- Mehdiabad Location within Iran
- Coordinates: 35°45′20″N 58°56′36″E﻿ / ﻿35.75556°N 58.94333°E
- Country: Iran
- Province: Razavi Khorasan
- County: Miyan Jolgeh
- District: Belharat
- Rural District: Salari

Population (2016)
- • Total: 247
- Time zone: UTC+3:30 (IRST)

= Mehdiabad, Miyan Jolgeh =

Village in Razavi Khorasan province, Iran

Mehdiabad (مهدي اباد) (Note: Also romanized as Mehdīābād) is a village in Salari Rural District of Belharat District in Miyan Jolgeh County, Razavi Khorasan province, Iran.

==Demographics==
===Population===
At the time of the 2006 National Census, the village's population was 269 in 68 households, when it was in Belharat Rural District of the former Miyan Jolgeh District (Note: Renamed the Central District of Miyan Jolgeh County) in Nishapur County. The following census in 2011 counted 263 people in 81 households.
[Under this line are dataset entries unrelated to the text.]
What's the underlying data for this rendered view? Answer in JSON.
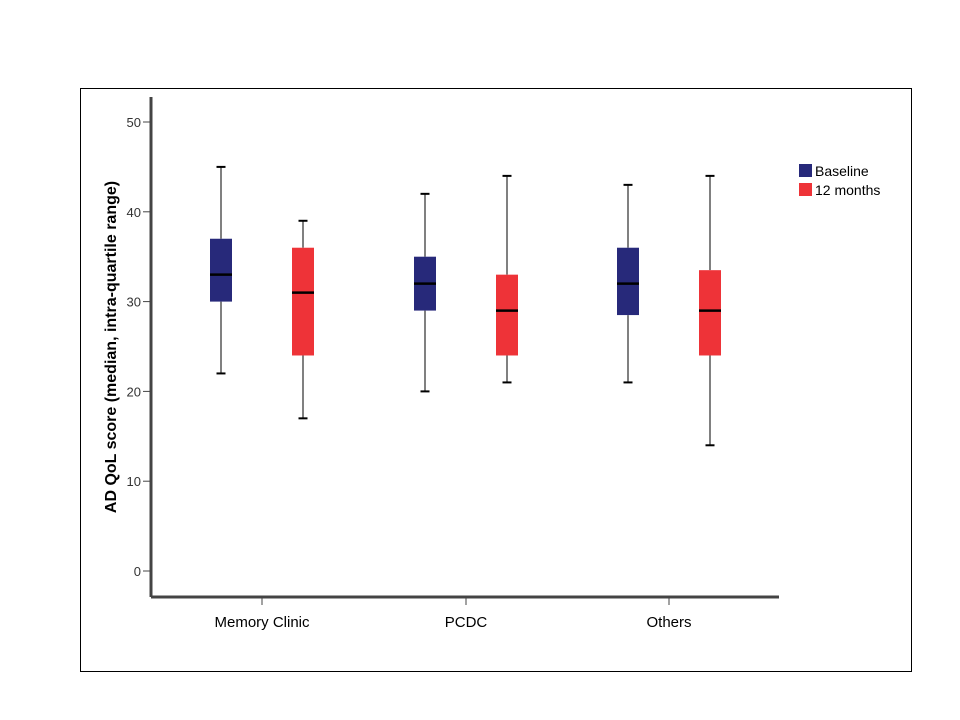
{
  "colors": {
    "baseline": "#27297a",
    "twelve_months": "#ee3338",
    "axis": "#444444"
  },
  "chart_data": {
    "type": "boxplot",
    "ylabel": "AD QoL score (median, intra-quartile range)",
    "xlabel": "",
    "ylim": [
      0,
      50
    ],
    "yticks": [
      0,
      10,
      20,
      30,
      40,
      50
    ],
    "categories": [
      "Memory Clinic",
      "PCDC",
      "Others"
    ],
    "legend_position": "top-right",
    "series": [
      {
        "name": "Baseline",
        "color": "#27297a",
        "boxes": [
          {
            "min": 22,
            "q1": 30,
            "median": 33,
            "q3": 37,
            "max": 45
          },
          {
            "min": 20,
            "q1": 29,
            "median": 32,
            "q3": 35,
            "max": 42
          },
          {
            "min": 21,
            "q1": 28.5,
            "median": 32,
            "q3": 36,
            "max": 43
          }
        ]
      },
      {
        "name": "12 months",
        "color": "#ee3338",
        "boxes": [
          {
            "min": 17,
            "q1": 24,
            "median": 31,
            "q3": 36,
            "max": 39
          },
          {
            "min": 21,
            "q1": 24,
            "median": 29,
            "q3": 33,
            "max": 44
          },
          {
            "min": 14,
            "q1": 24,
            "median": 29,
            "q3": 33.5,
            "max": 44
          }
        ]
      }
    ]
  }
}
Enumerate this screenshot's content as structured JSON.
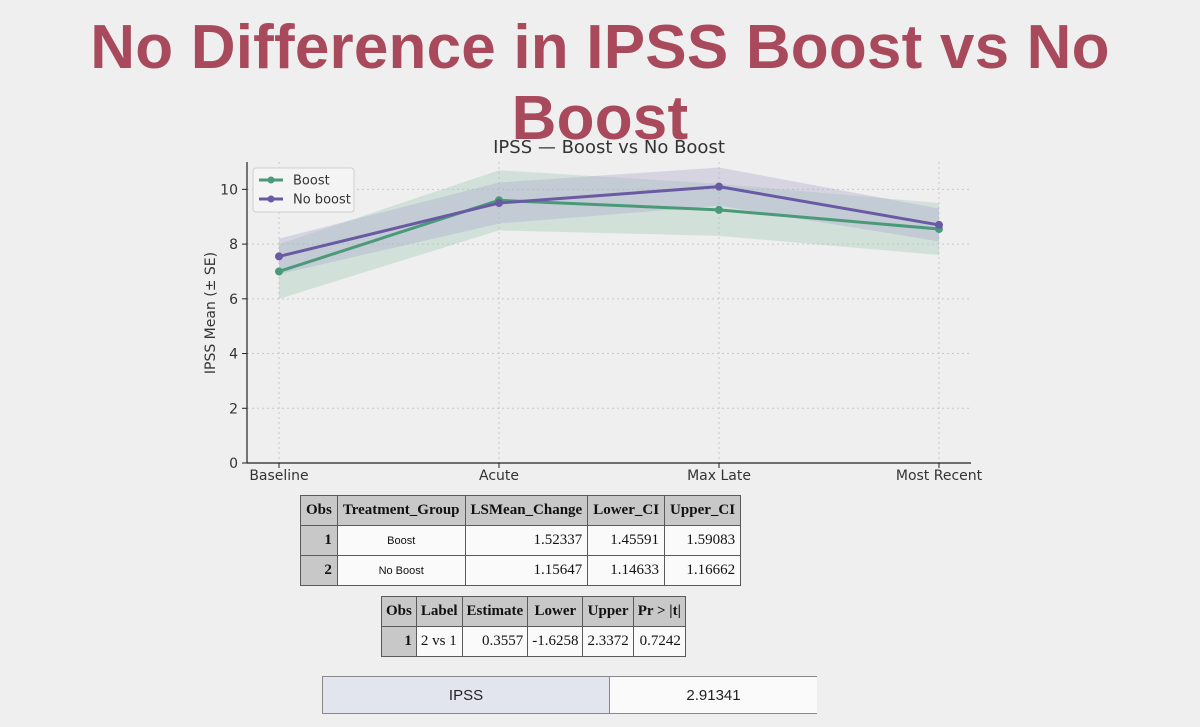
{
  "slide": {
    "title": "No Difference in IPSS Boost vs No Boost"
  },
  "chart_data": {
    "type": "line",
    "title": "IPSS — Boost vs No Boost",
    "xlabel": "",
    "ylabel": "IPSS Mean (± SE)",
    "categories": [
      "Baseline",
      "Acute",
      "Max Late",
      "Most Recent"
    ],
    "ylim": [
      0,
      11
    ],
    "yticks": [
      0,
      2,
      4,
      6,
      8,
      10
    ],
    "grid": true,
    "legend_position": "top-left",
    "series": [
      {
        "name": "Boost",
        "color": "#4a9a7a",
        "band_color": "#9cc9b4",
        "values": [
          7.0,
          9.6,
          9.25,
          8.55
        ],
        "upper": [
          8.0,
          10.7,
          10.2,
          9.5
        ],
        "lower": [
          6.0,
          8.5,
          8.3,
          7.6
        ]
      },
      {
        "name": "No boost",
        "color": "#6a5aa3",
        "band_color": "#a8a4c8",
        "values": [
          7.55,
          9.5,
          10.1,
          8.7
        ],
        "upper": [
          8.2,
          10.25,
          10.8,
          9.3
        ],
        "lower": [
          6.9,
          8.75,
          9.4,
          8.1
        ]
      }
    ]
  },
  "table1": {
    "headers": [
      "Obs",
      "Treatment_Group",
      "LSMean_Change",
      "Lower_CI",
      "Upper_CI"
    ],
    "rows": [
      [
        "1",
        "Boost",
        "1.52337",
        "1.45591",
        "1.59083"
      ],
      [
        "2",
        "No Boost",
        "1.15647",
        "1.14633",
        "1.16662"
      ]
    ]
  },
  "table2": {
    "headers": [
      "Obs",
      "Label",
      "Estimate",
      "Lower",
      "Upper",
      "Pr > |t|"
    ],
    "rows": [
      [
        "1",
        "2 vs 1",
        "0.3557",
        "-1.6258",
        "2.3372",
        "0.7242"
      ]
    ]
  },
  "summary": {
    "label": "IPSS",
    "value": "2.91341"
  }
}
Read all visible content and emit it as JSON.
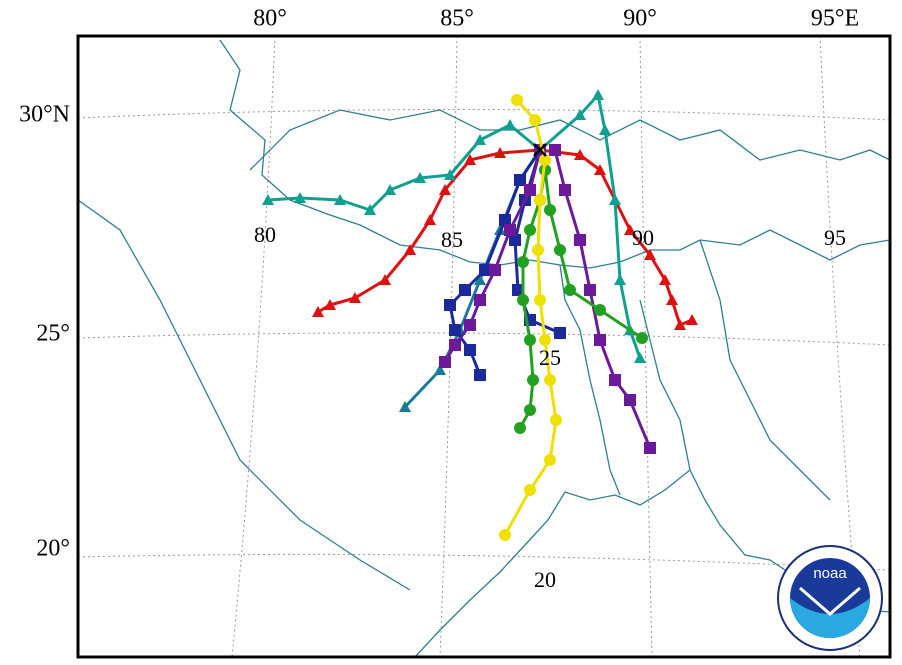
{
  "frame_labels": {
    "top": [
      "80°",
      "85°",
      "90°",
      "95°E"
    ],
    "left": [
      "30°N",
      "25°",
      "20°"
    ]
  },
  "grid_labels": [
    "80",
    "85",
    "90",
    "95",
    "25",
    "20"
  ],
  "logo": {
    "text": "noaa"
  }
}
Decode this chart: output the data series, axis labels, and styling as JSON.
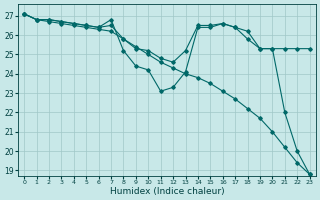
{
  "xlabel": "Humidex (Indice chaleur)",
  "bg_color": "#c8e8e8",
  "grid_color": "#a0c8c8",
  "line_color": "#006868",
  "xlim": [
    -0.5,
    23.5
  ],
  "ylim": [
    18.7,
    27.6
  ],
  "yticks": [
    19,
    20,
    21,
    22,
    23,
    24,
    25,
    26,
    27
  ],
  "xticks": [
    0,
    1,
    2,
    3,
    4,
    5,
    6,
    7,
    8,
    9,
    10,
    11,
    12,
    13,
    14,
    15,
    16,
    17,
    18,
    19,
    20,
    21,
    22,
    23
  ],
  "series": [
    {
      "x": [
        0,
        1,
        2,
        3,
        4,
        5,
        6,
        7,
        8,
        9,
        10,
        11,
        12,
        13,
        14,
        15,
        16,
        17,
        18,
        19,
        20,
        21,
        22,
        23
      ],
      "y": [
        27.1,
        26.8,
        26.7,
        26.6,
        26.5,
        26.4,
        26.3,
        26.2,
        25.8,
        25.4,
        25.0,
        24.6,
        24.3,
        24.0,
        23.8,
        23.5,
        23.1,
        22.7,
        22.2,
        21.7,
        21.0,
        20.2,
        19.4,
        18.8
      ]
    },
    {
      "x": [
        0,
        1,
        2,
        3,
        4,
        5,
        6,
        7,
        8,
        9,
        10,
        11,
        12,
        13,
        14,
        15,
        16,
        17,
        18,
        19,
        20,
        21,
        22,
        23
      ],
      "y": [
        27.1,
        26.8,
        26.8,
        26.7,
        26.6,
        26.5,
        26.4,
        26.8,
        25.2,
        24.4,
        24.2,
        23.1,
        23.3,
        24.1,
        26.4,
        26.4,
        26.6,
        26.4,
        26.2,
        25.3,
        25.3,
        22.0,
        20.0,
        18.8
      ]
    },
    {
      "x": [
        0,
        1,
        2,
        3,
        4,
        5,
        6,
        7,
        8,
        9,
        10,
        11,
        12,
        13,
        14,
        15,
        16,
        17,
        18,
        19,
        20,
        21,
        22,
        23
      ],
      "y": [
        27.1,
        26.8,
        26.8,
        26.7,
        26.6,
        26.5,
        26.4,
        26.5,
        25.8,
        25.3,
        25.2,
        24.8,
        24.6,
        25.2,
        26.5,
        26.5,
        26.6,
        26.4,
        25.8,
        25.3,
        25.3,
        25.3,
        25.3,
        25.3
      ]
    }
  ]
}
The 2016 census measured the population of the village as 247 people in 76 households.

In 2023, the district was separated from the county in the establishment of Miyan Jolgeh County and renamed the Central District. The rural district was transferred to the new Belharat District, and Mehdiabad was transferred to Salari Rural District created in the same district.